Even as people’s elected representatives question the government on strategies and plans to enhance export, a big delegation of Bhutanese officials, producers, entrepreneurs and businessmen have convened in Dhaka, Bangladesh taking part in a trade and investment fair.

The fair presents a remarkable opportunity to promote Bhutanese products in the burgeoning market of Bangladesh. As aimed, it will establish connections between investors, producers, consumers for goods made or grown in Bhutan. Such an initiative, rare it may be, should be lauded. 

For the residents of the plains of Bangladesh, particularly the growing middle and upper classes, Bhutanese products are highly sought after. The brand value associated with Bhutan and its association with the Himalayas have already appealed to those living in the hot plains. Everything originating from the mountains is synonymous with purity, freshness, and cleanliness. We can surmise the delegation was served, with pride, oranges from Tsirang or Dagana.  

However, have we fully tapped into this market? The resounding answer is no. 

Apart from apples and oranges, and recently boulder, exports to Bangladesh remain limited, especially in terms of home grown or homemade products. It is crucial to effectively market Bhutanese products, which requires substantial investments. Fortunately, the Department of Agriculture Marketing and Cooperatives has recently begun investing in marketing efforts. We are exploring markets beyond South Asia, and certain products are already available for online purchase in countries such as Singapore, if not yet on physical store shelves.

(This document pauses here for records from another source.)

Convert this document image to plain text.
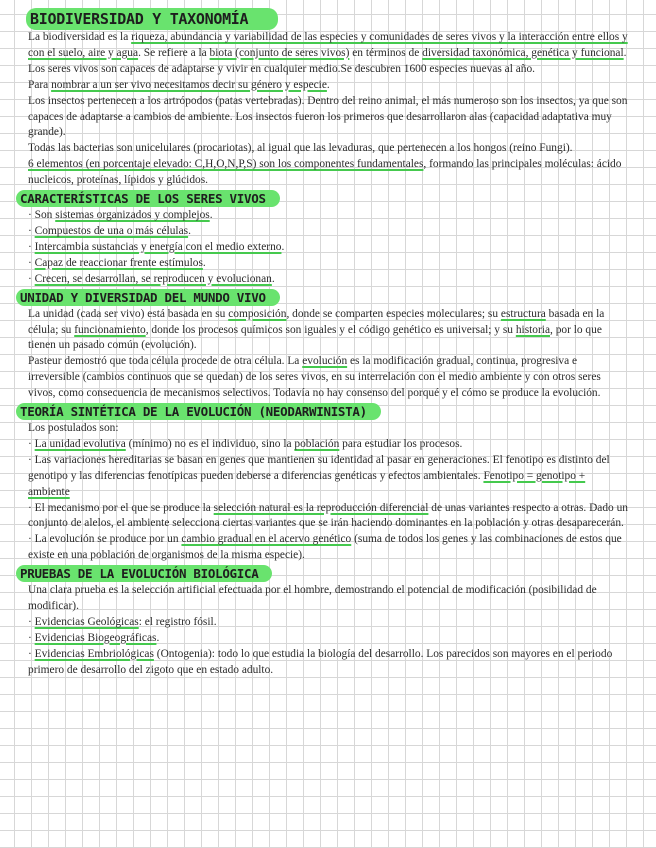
BIODIVERSIDAD Y TAXONOMÍA

La biodiversidad es la riqueza, abundancia y variabilidad de las especies y comunidades de seres vivos y la interacción entre ellos y con el suelo, aire y agua. Se refiere a la biota (conjunto de seres vivos) en términos de diversidad taxonómica, genética y funcional.

Los seres vivos son capaces de adaptarse y vivir en cualquier medio.Se descubren 1600 especies nuevas al año.

Para nombrar a un ser vivo necesitamos decir su género y especie.

Los insectos pertenecen a los artrópodos (patas vertebradas). Dentro del reino animal, el más numeroso son los insectos, ya que son capaces de adaptarse a cambios de ambiente. Los insectos fueron los primeros que desarrollaron alas (capacidad adaptativa muy grande).

Todas las bacterias son unicelulares (procariotas), al igual que las levaduras, que pertenecen a los hongos (reino Fungi).

6 elementos (en porcentaje elevado: C,H,O,N,P,S) son los componentes fundamentales, formando las principales moléculas: ácido nucleicos, proteínas, lípidos y glúcidos.

CARACTERÍSTICAS DE LOS SERES VIVOS

· Son sistemas organizados y complejos.

· Compuestos de una o más células.

· Intercambia sustancias y energía con el medio externo.

· Capaz de reaccionar frente estímulos.

· Crecen, se desarrollan, se reproducen y evolucionan.

UNIDAD Y DIVERSIDAD DEL MUNDO VIVO

La unidad (cada ser vivo) está basada en su composición, donde se comparten especies moleculares; su estructura basada en la célula; su funcionamiento, donde los procesos químicos son iguales y el código genético es universal; y su historia, por lo que tienen un pasado común (evolución).

Pasteur demostró que toda célula procede de otra célula. La evolución es la modificación gradual, continua, progresiva e irreversible (cambios continuos que se quedan) de los seres vivos, en su interrelación con el medio ambiente y con otros seres vivos, como consecuencia de mecanismos selectivos. Todavía no hay consenso del porqué y el cómo se produce la evolución.

TEORÍA SINTÉTICA DE LA EVOLUCIÓN (NEODARWINISTA)

Los postulados son:

· La unidad evolutiva (mínimo) no es el individuo, sino la población para estudiar los procesos.

· Las variaciones hereditarias se basan en genes que mantienen su identidad al pasar en generaciones. El fenotipo es distinto del genotipo y las diferencias fenotípicas pueden deberse a diferencias genéticas y efectos ambientales. Fenotipo = genotipo + ambiente

· El mecanismo por el que se produce la selección natural es la reproducción diferencial de unas variantes respecto a otras. Dado un conjunto de alelos, el ambiente selecciona ciertas variantes que se irán haciendo dominantes en la población y otras desaparecerán.

· La evolución se produce por un cambio gradual en el acervo genético (suma de todos los genes y las combinaciones de estos que existe en una población de organismos de la misma especie).

PRUEBAS DE LA EVOLUCIÓN BIOLÓGICA

Una clara prueba es la selección artificial efectuada por el hombre, demostrando el potencial de modificación (posibilidad de modificar).

· Evidencias Geológicas: el registro fósil.

· Evidencias Biogeográficas.

· Evidencias Embriológicas (Ontogenia): todo lo que estudia la biología del desarrollo. Los parecidos son mayores en el periodo primero de desarrollo del zigoto que en estado adulto.
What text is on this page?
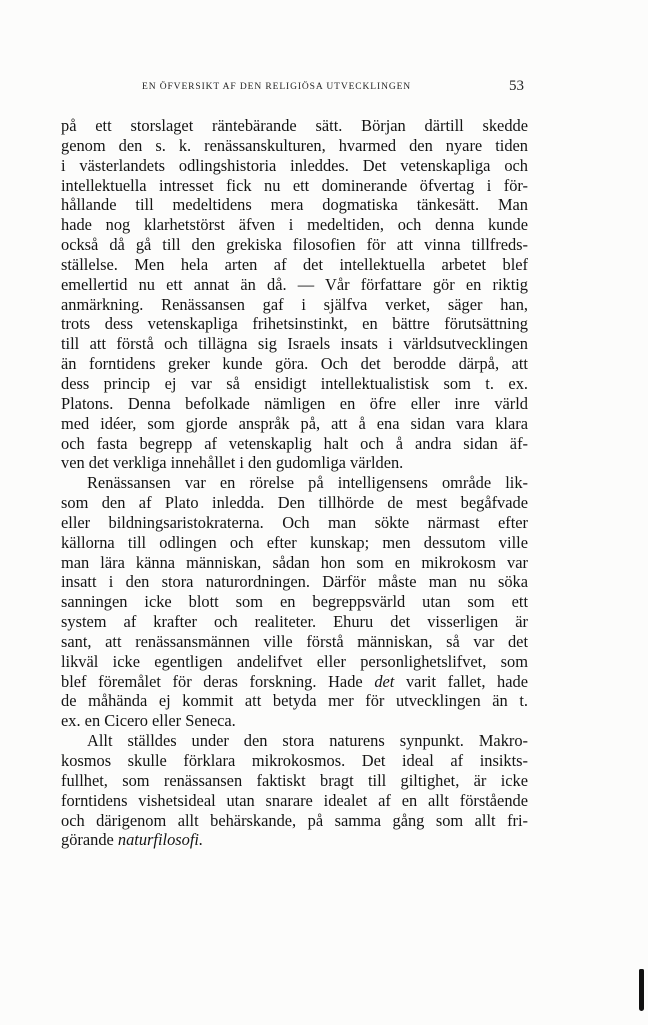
EN ÖFVERSIKT AF DEN RELIGIÖSA UTVECKLINGEN	53
på ett storslaget räntebärande sätt. Början därtill skedde
genom den s. k. renässanskulturen, hvarmed den nyare tiden
i västerlandets odlingshistoria inleddes. Det vetenskapliga och
intellektuella intresset fick nu ett dominerande öfvertag i för-
hållande till medeltidens mera dogmatiska tänkesätt. Man
hade nog klarhetstörst äfven i medeltiden, och denna kunde
också då gå till den grekiska filosofien för att vinna tillfreds-
ställelse. Men hela arten af det intellektuella arbetet blef
emellertid nu ett annat än då. — Vår författare gör en riktig
anmärkning. Renässansen gaf i själfva verket, säger han,
trots dess vetenskapliga frihetsinstinkt, en bättre förutsättning
till att förstå och tillägna sig Israels insats i världsutvecklingen
än forntidens greker kunde göra. Och det berodde därpå, att
dess princip ej var så ensidigt intellektualistisk som t. ex.
Platons. Denna befolkade nämligen en öfre eller inre värld
med idéer, som gjorde anspråk på, att å ena sidan vara klara
och fasta begrepp af vetenskaplig halt och å andra sidan äf-
ven det verkliga innehållet i den gudomliga världen.
Renässansen var en rörelse på intelligensens område lik-
som den af Plato inledda. Den tillhörde de mest begåfvade
eller bildningsaristokraterna. Och man sökte närmast efter
källorna till odlingen och efter kunskap; men dessutom ville
man lära känna människan, sådan hon som en mikrokosm var
insatt i den stora naturordningen. Därför måste man nu söka
sanningen icke blott som en begreppsvärld utan som ett
system af krafter och realiteter. Ehuru det visserligen är
sant, att renässansmännen ville förstå människan, så var det
likväl icke egentligen andelifvet eller personlighetslifvet, som
blef föremålet för deras forskning. Hade det varit fallet, hade
de måhända ej kommit att betyda mer för utvecklingen än t.
ex. en Cicero eller Seneca.
Allt ställdes under den stora naturens synpunkt. Makro-
kosmos skulle förklara mikrokosmos. Det ideal af insikts-
fullhet, som renässansen faktiskt bragt till giltighet, är icke
forntidens vishetsideal utan snarare idealet af en allt förstående
och därigenom allt behärskande, på samma gång som allt fri-
görande naturfilosofi.
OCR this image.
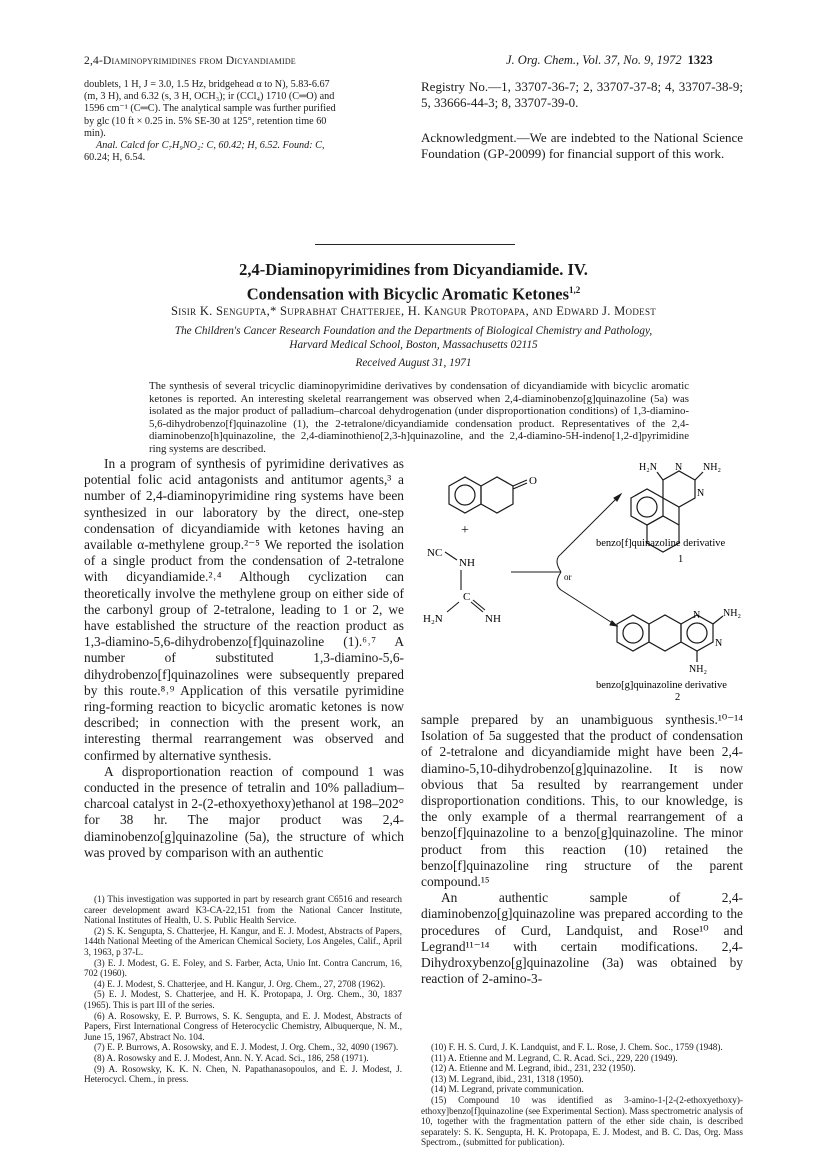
2,4-Diaminopyrimidines from Dicyandiamide	J. Org. Chem., Vol. 37, No. 9, 1972 1323
doublets, 1 H, J = 3.0, 1.5 Hz, bridgehead α to N), 5.83-6.67
(m, 3 H), and 6.32 (s, 3 H, OCH₃); ir (CCl₄) 1710 (C═O) and
1596 cm⁻¹ (C═C). The analytical sample was further purified
by glc (10 ft × 0.25 in. 5% SE-30 at 125°, retention time 60
min).
Anal. Calcd for C₇H₉NO₂: C, 60.42; H, 6.52. Found: C,
60.24; H, 6.54.
Registry No.—1, 33707-36-7; 2, 33707-37-8; 4, 33707-38-9; 5, 33666-44-3; 8, 33707-39-0.
Acknowledgment.—We are indebted to the National Science Foundation (GP-20099) for financial support of this work.
2,4-Diaminopyrimidines from Dicyandiamide. IV.
Condensation with Bicyclic Aromatic Ketones$^{1,2}$
Sisir K. Sengupta,* Suprabhat Chatterjee, H. Kangur Protopapa, and Edward J. Modest
The Children's Cancer Research Foundation and the Departments of Biological Chemistry and Pathology,
Harvard Medical School, Boston, Massachusetts 02115
Received August 31, 1971
The synthesis of several tricyclic diaminopyrimidine derivatives by condensation of dicyandiamide with bicyclic aromatic ketones is reported. An interesting skeletal rearrangement was observed when 2,4-diaminobenzo[g]quinazoline (5a) was isolated as the major product of palladium–charcoal dehydrogenation (under disproportionation conditions) of 1,3-diamino-5,6-dihydrobenzo[f]quinazoline (1), the 2-tetralone/dicyandiamide condensation product. Representatives of the 2,4-diaminobenzo[h]quinazoline, the 2,4-diaminothieno[2,3-h]quinazoline, and the 2,4-diamino-5H-indeno[1,2-d]pyrimidine ring systems are described.

In a program of synthesis of pyrimidine derivatives as potential folic acid antagonists and antitumor agents,³ a number of 2,4-diaminopyrimidine ring systems have been synthesized in our laboratory by the direct, one-step condensation of dicyandiamide with ketones having an available α-methylene group.²⁻⁵ We reported the isolation of a single product from the condensation of 2-tetralone with dicyandiamide.²˒⁴ Although cyclization can theoretically involve the methylene group on either side of the carbonyl group of 2-tetralone, leading to 1 or 2, we have established the structure of the reaction product as 1,3-diamino-5,6-dihydrobenzo[f]quinazoline (1).⁶˒⁷ A number of substituted 1,3-diamino-5,6-dihydrobenzo[f]quinazolines were subsequently prepared by this route.⁸˒⁹ Application of this versatile pyrimidine ring-forming reaction to bicyclic aromatic ketones is now described; in connection with the present work, an interesting thermal rearrangement was observed and confirmed by alternative synthesis.

A disproportionation reaction of compound 1 was conducted in the presence of tetralin and 10% palladium–charcoal catalyst in 2-(2-ethoxyethoxy)ethanol at 198–202° for 38 hr. The major product was 2,4-diaminobenzo[g]quinazoline (5a), the structure of which was proved by comparison with an authentic

(1) This investigation was supported in part by research grant C6516 and research career development award K3-CA-22,151 from the National Cancer Institute, National Institutes of Health, U. S. Public Health Service.
(2) S. K. Sengupta, S. Chatterjee, H. Kangur, and E. J. Modest, Abstracts of Papers, 144th National Meeting of the American Chemical Society, Los Angeles, Calif., April 3, 1963, p 37-L.
(3) E. J. Modest, G. E. Foley, and S. Farber, Acta, Unio Int. Contra Cancrum, 16, 702 (1960).
(4) E. J. Modest, S. Chatterjee, and H. Kangur, J. Org. Chem., 27, 2708 (1962).
(5) E. J. Modest, S. Chatterjee, and H. K. Protopapa, J. Org. Chem., 30, 1837 (1965). This is part III of the series.
(6) A. Rosowsky, E. P. Burrows, S. K. Sengupta, and E. J. Modest, Abstracts of Papers, First International Congress of Heterocyclic Chemistry, Albuquerque, N. M., June 15, 1967, Abstract No. 104.
(7) E. P. Burrows, A. Rosowsky, and E. J. Modest, J. Org. Chem., 32, 4090 (1967).
(8) A. Rosowsky and E. J. Modest, Ann. N. Y. Acad. Sci., 186, 258 (1971).
(9) A. Rosowsky, K. K. N. Chen, N. Papathanasopoulos, and E. J. Modest, J. Heterocycl. Chem., in press.
O
+
NC
NH
C
H₂N	NH
or
H₂N N NH₂
N
benzo[f]quinazoline derivative
1
N NH₂
N
NH₂
benzo[g]quinazoline derivative
2

sample prepared by an unambiguous synthesis.¹⁰⁻¹⁴ Isolation of 5a suggested that the product of condensation of 2-tetralone and dicyandiamide might have been 2,4-diamino-5,10-dihydrobenzo[g]quinazoline. It is now obvious that 5a resulted by rearrangement under disproportionation conditions. This, to our knowledge, is the only example of a thermal rearrangement of a benzo[f]quinazoline to a benzo[g]quinazoline. The minor product from this reaction (10) retained the benzo[f]quinazoline ring structure of the parent compound.¹⁵

An authentic sample of 2,4-diaminobenzo[g]quinazoline was prepared according to the procedures of Curd, Landquist, and Rose¹⁰ and Legrand¹¹⁻¹⁴ with certain modifications. 2,4-Dihydroxybenzo[g]quinazoline (3a) was obtained by reaction of 2-amino-3-

(10) F. H. S. Curd, J. K. Landquist, and F. L. Rose, J. Chem. Soc., 1759 (1948).
(11) A. Etienne and M. Legrand, C. R. Acad. Sci., 229, 220 (1949).
(12) A. Etienne and M. Legrand, ibid., 231, 232 (1950).
(13) M. Legrand, ibid., 231, 1318 (1950).
(14) M. Legrand, private communication.
(15) Compound 10 was identified as 3-amino-1-[2-(2-ethoxyethoxy)-ethoxy]benzo[f]quinazoline (see Experimental Section). Mass spectrometric analysis of 10, together with the fragmentation pattern of the ether side chain, is described separately: S. K. Sengupta, H. K. Protopapa, E. J. Modest, and B. C. Das, Org. Mass Spectrom., (submitted for publication).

Beyond aggressive marketing campaigns or trade fairs, the ultimate selling point lies in the quality and standards of our goods. The call is for standardisation and certification to boost export. Standardisation basically means consistency in quality, bare necessities that speak for the products. In some markets, certifications are not a barrier, but a safeguard. If we can be consistent with the quality of our products, it will find its own market. 

Some have. However, there have also been instances where the quality of our products, once reaching a market, has faltered. There have been stories of products falsely claimed as organic or instances where Bhutanese business practices have undermined opportunities, such as entering the ASEAN market.

There are indeed obstacles to overcome along the way to Bangladesh or beyond for Bhutanese product. Barriers such as permits, taxes and harassment can be resolved through concerted efforts. The biggest hurdle is consistently maintaining high standards of quality. We hope that our producers, entrepreneurs, manufacturers, and traders return with this crucial insight.

For Bhutan and Bhutanese, gaining a small share of the Bangladeshi market will bring immense benefits. From boosting exports and offsetting the trade balance to earning in convertible currency, the opportunities are many. Then there are other advantages of proximity, free trade agreements and convenience of the inland waterways. 

 It is encouraging to learn that the government is taking initiatives to organize  trade fairs globally, using our embassies, missions and consulates to promote trade and expand market opportunities. 

 As small producers we cannot compete on price. This is evident by how PRAN Foods, Bangladesh, is flooding our market from orange squashes to potato chips (orange and potato probably imported  from Bhutan). Our competitive edge should lie in the quality and consistency of our standards. Brand Bhutan is our advantage although not many know beyond the happiness tag. Our collective efforts should aim  at making consumers around the world “Believe” in brand Bhutan.